The Tennessee Virtual Library is available to all students enrolled in TN eCampus programs and courses. Links to library materials (such as electronic journals, databases, interlibrary loans, digital reserves, dictionaries, encyclopedias, maps, and librarian support) and Internet resources needed by learners to complete online assignments and as background reading will be included within the course modules. To access the Virtual Library, go to the course homepage and select the Virtual Library link under Course Resources.
Students with Disabilities
Qualified students with disabilities will be provided reasonable and necessary academic accommodations if determined eligible by the appropriate disability services staff at their home institution. Prior to granting disability accommodations in this course, the instructor must receive written verification of a student's eligibility for specific accommodations from the disability services staff at the home institution. It is the student's responsibility to initiate contact with their home institution's disability services staff and to follow the established procedures for having the accommodation notice sent to the instructor.

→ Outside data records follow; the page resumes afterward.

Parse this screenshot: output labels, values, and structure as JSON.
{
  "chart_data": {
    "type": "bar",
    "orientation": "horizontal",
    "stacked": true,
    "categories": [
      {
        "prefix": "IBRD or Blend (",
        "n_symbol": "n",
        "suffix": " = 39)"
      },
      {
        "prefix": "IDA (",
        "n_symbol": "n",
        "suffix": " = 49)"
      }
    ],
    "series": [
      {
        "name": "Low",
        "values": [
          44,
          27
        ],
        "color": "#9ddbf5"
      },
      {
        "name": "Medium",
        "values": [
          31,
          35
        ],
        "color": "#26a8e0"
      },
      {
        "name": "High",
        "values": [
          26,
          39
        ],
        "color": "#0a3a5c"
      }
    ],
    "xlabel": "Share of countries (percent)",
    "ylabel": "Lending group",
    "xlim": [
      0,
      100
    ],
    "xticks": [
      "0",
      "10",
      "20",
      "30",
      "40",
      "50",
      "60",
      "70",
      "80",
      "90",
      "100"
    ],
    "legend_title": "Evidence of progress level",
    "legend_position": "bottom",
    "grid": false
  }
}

The instructor reserves the right to make changes as necessary to this syllabus. If changes are necessitated during the term of the course, the instructor will immediately notify students of such changes both by individual email communication and posting both notification and nature of change(s) on the course bulletin board.
The information contained in this syllabus is for general information purposes only. While we endeavor to keep this information up-to-date and accurate, there may be some discrepancies between this syllabus and the one found in your online course. The syllabus of record is the one found in your online course. Please make sure you read the syllabus in your course at the beginning of the semester. Questions regarding course content should be directed to your instructor.